Hello there! I'm from the midwest and am owned by 5 kit-kats (maybe soon that may be 6!!!!). Nice to be here! I'm enjoying taking a look around.


----------



## kitkat (Sep 22, 2003)

Cats are definitely like potato chips, can't have just one. Welcome aboard


----------



## DesnBaby (Apr 18, 2004)

Welcome to the board  and post some pictures, we love those! :wink:


----------



## Julieboo390 (Dec 1, 2006)

oh wow...five cats. I'll bet they keep you busy.


----------



## rhapsodyblue32 (Dec 1, 2006)

Oh yes they do!!!  But it's so worth it! THanks for the warm welcome, everyone!


----------



## marie73 (Jul 12, 2006)

Welcome! 

:kittyturn 




kitkat said:


> Cats are definitely like potato chips, can't have just one.

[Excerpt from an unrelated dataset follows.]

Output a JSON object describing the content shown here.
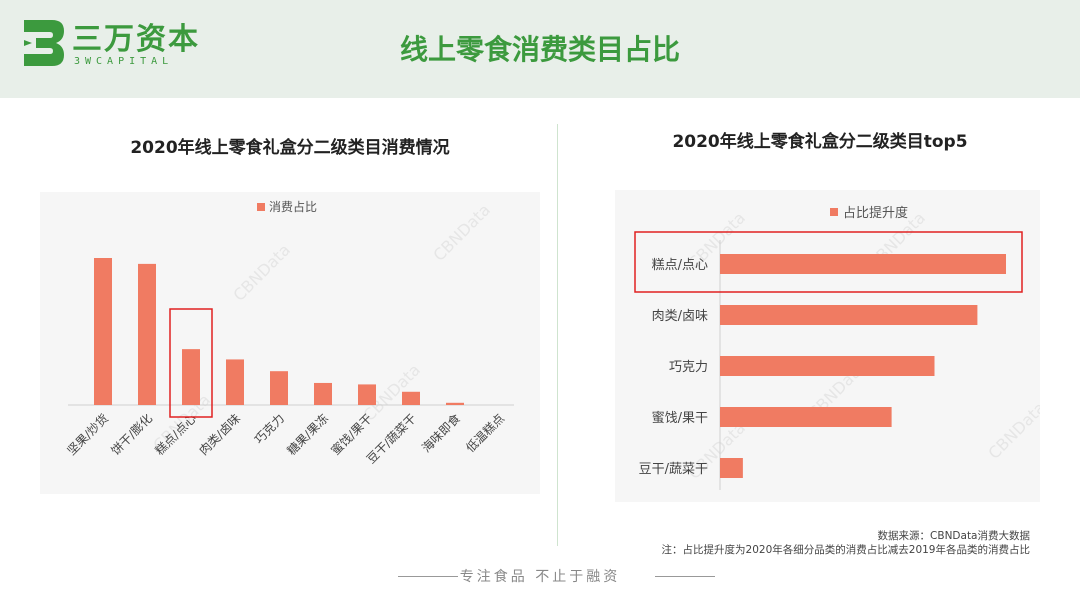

Actually, you CAN have just one. :wink: :lol:


----------



## kitkat (Sep 22, 2003)

I guess I'm saying people want more cats once they get one, not really saying they will get more....that would be alot of litterbox duties :lol:


----------



## marie73 (Jul 12, 2006)

Just teasing - I DO want another kitty. I might try again in a few months.


----------



## Lisa 216 (Oct 25, 2004)

Welcome aboard


----------